Trying to escape the “toxic police culture” that was “one hundred per cent against women”, Kirsty transferred once again to train with the Australian Federal Police after taking up a gig at Sydney Airport.

Turning up to the training group in Canberra, Kirsty wasn’t surprised to see only one other woman in her group.

Even after all the harassment she had endured she was prepared to brush aside some of the taunts that would inevitably come from the “boys club”.

“There was one guy there who just wouldn’t let up,” she says.

“I was singled out in the beginning because I was shy, I just wanted to get on with the course, but that wasn’t good enough for this guy, he said I thought I was better than everyone else.

“He told me I was hard up and needed a good f*** to loosen me up and he could help me with that.”

Over the eight week course Kirsty tried to ignore the officer, but the comments continued.

“He would stir me up, making inappropriate comments and was crude giving graphic detail of what he could do to me,” she says.

During the fourth week the officer was going on about how he wanted to f*** Kirsty “this way and that way” and soon after that it got physical.

“I said I wasn’t interested and told him to go away. He pressed himself and his groin up against my left thigh and started rubbing himself against me by rocking back and forth slightly,” she says.

“It happened in the kitchenette with other officers around. I looked up and the other female course member was there … she just stood and watched.”

It wasn’t the first time Kirsty had been physically harassed and she wasn’t sure it would be the last but she wanted to get on with her job.

“I was confused as to what to do as the police culture doesn’t make it easy for those who make complaints,” she said.

“I had already copped it for that before, I didn’t want to be labelled a complainer.”

Kirsty sucked it up and completed the course, eager to start her new job in Sydney, far away from the officer who had harassed her who was posted in North Queensland.

Her stint at Sydney Airport was not unlike others, seeing her marginalised as the only woman on an eight person team and “made a joke of until I felt physically ill”, but she got through eight months of it.

One day, when a woman who had come back on an international flight had complained of being indecently assaulted on a flight, Kirsty was taken off the task she was working on to “deal with it”.

“It wasn’t my job, but my colleagues, even though I was of a higher ranking, decided I would take the complaint because as a woman I was the one who should deal with ‘the warm and fuzzies’ — they didn’t take it seriously at all,” she says.

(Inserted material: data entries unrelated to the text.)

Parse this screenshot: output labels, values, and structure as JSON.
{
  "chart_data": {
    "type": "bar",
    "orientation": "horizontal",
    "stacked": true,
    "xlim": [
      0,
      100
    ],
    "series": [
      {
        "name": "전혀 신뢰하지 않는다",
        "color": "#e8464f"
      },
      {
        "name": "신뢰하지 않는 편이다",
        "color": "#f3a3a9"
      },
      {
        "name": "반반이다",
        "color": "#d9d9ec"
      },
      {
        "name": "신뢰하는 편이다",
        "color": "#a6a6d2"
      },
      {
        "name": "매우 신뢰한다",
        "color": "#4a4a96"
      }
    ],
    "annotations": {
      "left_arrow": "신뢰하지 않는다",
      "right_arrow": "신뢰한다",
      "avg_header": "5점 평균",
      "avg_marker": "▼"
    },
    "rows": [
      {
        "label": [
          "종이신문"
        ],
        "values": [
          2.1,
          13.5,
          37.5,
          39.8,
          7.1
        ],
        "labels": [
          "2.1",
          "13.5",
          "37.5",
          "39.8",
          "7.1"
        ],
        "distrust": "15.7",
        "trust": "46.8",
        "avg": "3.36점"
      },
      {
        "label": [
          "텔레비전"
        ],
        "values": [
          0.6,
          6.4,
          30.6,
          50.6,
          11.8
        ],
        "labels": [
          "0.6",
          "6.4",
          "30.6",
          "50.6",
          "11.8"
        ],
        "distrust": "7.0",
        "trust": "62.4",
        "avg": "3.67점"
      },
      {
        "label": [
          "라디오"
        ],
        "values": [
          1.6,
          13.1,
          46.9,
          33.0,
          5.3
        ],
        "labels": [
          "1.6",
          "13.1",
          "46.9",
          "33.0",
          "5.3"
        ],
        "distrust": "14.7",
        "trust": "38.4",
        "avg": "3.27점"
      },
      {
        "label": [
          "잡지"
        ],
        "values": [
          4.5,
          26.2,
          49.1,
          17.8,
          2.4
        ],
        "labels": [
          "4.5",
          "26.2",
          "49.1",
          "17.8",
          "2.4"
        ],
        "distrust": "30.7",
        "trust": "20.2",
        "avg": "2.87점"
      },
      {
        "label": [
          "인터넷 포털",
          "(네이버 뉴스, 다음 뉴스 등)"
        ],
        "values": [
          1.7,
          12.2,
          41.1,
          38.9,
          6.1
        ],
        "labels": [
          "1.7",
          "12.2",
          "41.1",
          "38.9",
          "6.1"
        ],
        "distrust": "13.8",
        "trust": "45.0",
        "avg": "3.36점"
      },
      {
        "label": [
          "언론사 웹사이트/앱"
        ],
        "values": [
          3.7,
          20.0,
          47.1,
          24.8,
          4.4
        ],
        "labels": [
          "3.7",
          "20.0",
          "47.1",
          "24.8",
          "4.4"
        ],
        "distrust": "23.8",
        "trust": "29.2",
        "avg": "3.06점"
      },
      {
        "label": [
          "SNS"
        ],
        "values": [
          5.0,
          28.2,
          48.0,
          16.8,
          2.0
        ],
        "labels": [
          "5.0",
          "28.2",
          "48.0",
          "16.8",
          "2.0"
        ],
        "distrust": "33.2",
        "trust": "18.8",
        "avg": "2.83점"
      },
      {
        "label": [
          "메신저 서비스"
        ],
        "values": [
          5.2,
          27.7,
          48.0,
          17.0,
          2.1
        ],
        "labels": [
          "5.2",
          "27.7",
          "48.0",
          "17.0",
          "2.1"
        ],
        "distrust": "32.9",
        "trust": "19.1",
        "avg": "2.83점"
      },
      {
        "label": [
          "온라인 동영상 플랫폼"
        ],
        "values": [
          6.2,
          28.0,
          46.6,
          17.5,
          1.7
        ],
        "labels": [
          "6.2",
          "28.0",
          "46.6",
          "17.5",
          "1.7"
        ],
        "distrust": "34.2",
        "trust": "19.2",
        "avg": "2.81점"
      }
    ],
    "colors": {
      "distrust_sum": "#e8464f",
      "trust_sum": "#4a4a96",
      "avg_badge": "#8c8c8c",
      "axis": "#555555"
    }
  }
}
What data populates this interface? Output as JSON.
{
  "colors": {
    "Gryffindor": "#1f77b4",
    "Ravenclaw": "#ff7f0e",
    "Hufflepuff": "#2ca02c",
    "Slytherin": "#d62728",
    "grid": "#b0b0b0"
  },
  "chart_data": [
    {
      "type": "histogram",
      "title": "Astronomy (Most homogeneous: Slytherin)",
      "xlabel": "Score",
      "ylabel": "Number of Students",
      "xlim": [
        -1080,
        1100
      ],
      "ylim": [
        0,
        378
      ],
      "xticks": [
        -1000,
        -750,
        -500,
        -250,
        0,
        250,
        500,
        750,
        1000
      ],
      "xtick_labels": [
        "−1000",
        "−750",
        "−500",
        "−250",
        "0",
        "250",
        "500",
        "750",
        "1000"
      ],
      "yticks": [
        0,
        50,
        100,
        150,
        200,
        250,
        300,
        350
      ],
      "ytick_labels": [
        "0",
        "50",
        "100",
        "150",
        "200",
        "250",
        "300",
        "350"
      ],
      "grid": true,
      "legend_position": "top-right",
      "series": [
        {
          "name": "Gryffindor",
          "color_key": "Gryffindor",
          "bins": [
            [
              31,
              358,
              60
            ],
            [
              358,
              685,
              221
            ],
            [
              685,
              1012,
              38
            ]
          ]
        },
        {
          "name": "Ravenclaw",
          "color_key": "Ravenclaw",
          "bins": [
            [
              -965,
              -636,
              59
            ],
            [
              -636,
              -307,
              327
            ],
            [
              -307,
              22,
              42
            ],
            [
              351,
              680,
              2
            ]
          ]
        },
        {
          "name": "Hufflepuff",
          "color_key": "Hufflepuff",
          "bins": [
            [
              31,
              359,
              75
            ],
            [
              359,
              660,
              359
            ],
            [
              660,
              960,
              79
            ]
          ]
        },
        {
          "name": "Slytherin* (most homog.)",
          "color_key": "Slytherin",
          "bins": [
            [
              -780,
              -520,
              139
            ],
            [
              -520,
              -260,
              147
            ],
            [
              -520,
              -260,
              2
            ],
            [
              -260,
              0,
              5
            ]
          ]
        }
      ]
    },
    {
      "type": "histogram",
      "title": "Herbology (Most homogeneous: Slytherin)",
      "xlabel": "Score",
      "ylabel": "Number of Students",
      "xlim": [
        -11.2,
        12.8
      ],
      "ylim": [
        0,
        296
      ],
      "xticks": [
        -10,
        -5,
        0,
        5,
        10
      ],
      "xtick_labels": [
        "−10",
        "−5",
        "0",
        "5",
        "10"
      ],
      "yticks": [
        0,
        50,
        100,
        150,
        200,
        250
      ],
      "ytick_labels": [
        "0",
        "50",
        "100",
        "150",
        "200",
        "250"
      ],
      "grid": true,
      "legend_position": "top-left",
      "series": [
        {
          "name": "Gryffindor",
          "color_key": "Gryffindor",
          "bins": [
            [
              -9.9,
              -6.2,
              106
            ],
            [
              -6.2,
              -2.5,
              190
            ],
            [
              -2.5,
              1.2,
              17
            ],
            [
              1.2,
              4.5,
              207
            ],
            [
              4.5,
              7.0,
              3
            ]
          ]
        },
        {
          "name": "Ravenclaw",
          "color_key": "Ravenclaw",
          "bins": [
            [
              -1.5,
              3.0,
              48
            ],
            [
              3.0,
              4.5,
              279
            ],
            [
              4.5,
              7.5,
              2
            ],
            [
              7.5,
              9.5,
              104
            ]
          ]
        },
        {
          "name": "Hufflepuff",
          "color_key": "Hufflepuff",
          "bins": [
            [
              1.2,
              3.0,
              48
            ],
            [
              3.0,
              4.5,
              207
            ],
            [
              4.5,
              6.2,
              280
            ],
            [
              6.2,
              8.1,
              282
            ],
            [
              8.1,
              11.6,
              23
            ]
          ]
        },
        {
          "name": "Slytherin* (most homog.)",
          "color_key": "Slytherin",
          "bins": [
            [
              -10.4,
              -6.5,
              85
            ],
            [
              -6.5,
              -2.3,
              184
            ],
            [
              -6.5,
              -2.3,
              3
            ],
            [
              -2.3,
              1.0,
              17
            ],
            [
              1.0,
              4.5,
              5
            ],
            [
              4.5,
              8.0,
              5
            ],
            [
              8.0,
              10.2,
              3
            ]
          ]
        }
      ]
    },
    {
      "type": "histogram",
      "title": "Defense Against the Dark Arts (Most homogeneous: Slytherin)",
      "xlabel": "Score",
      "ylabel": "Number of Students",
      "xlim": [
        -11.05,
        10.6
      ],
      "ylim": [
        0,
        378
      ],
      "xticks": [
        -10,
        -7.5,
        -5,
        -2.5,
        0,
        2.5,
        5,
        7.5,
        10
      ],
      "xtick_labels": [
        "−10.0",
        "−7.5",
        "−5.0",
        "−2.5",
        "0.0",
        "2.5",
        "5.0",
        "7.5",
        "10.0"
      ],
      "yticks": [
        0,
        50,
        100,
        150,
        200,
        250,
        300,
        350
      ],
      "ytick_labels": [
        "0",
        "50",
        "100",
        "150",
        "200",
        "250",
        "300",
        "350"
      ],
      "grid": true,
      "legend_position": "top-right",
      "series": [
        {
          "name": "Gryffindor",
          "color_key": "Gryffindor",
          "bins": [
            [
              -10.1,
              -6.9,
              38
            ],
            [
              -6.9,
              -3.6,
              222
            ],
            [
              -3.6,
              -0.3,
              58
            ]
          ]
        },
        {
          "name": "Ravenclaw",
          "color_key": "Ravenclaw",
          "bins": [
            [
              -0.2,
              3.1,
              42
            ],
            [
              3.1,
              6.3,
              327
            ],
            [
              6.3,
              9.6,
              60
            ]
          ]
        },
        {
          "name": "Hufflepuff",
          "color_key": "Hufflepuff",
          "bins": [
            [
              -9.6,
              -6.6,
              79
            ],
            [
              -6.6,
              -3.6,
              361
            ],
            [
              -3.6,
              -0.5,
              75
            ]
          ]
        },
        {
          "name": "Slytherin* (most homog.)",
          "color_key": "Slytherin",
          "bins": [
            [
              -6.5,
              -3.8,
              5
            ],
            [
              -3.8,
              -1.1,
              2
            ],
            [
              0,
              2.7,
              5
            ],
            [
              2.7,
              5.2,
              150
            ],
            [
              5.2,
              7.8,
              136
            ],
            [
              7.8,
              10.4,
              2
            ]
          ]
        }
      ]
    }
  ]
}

“When I was talking to that woman, the touching, the assault that she was talking about, brought it all back, all the harassment and abuse that I had experienced while I was just trying to do my job — and put up with it.”

It was the straw that broke the camel’s back for Kirsty, who had always wanted to be a good cop and tried to ignore the issues faced by women in the police force. It led to a mental breakdown and she left the force for good.

Even though she knew she wasn’t any of her attackers’ first targets, it wasn’t until Kirsty sought help and counselling and support for her trauma that she realised there were countless other women who had endured the same thing during their time in the force.

“It happens everywhere and it’s swept under the carpet,” she says.

The issue of sexual harassment and predatory behaviour in the police force has been brought into the spotlight today with Victoria Police Chief Commissioner Ken Lay acknowledging cases like Kirsty’s and announcing a review of such behaviour within Victoria Police.

Mr Lay today revealed there had been 20 reports of inappropriate behaviour made within the organisation since 2011, and acknowledged many cases go unreported.

“There are men in this organisation whose behaviour towards women is reprehensible,” he said, announcing the review today.

Mr Lay acknowledged cases involving inappropriate text messages, filming in change rooms, making suggested comments and unwanted touching and groping, and said historically, Victoria Police hadn’t been good at dealing with them.

“As an organisation I don’t think we’ve been good at calling that behaviour out.”

The review, inspired by a similar review into the Australian Defence Force commissioned last year, is expected to be a landmark for Australian police services.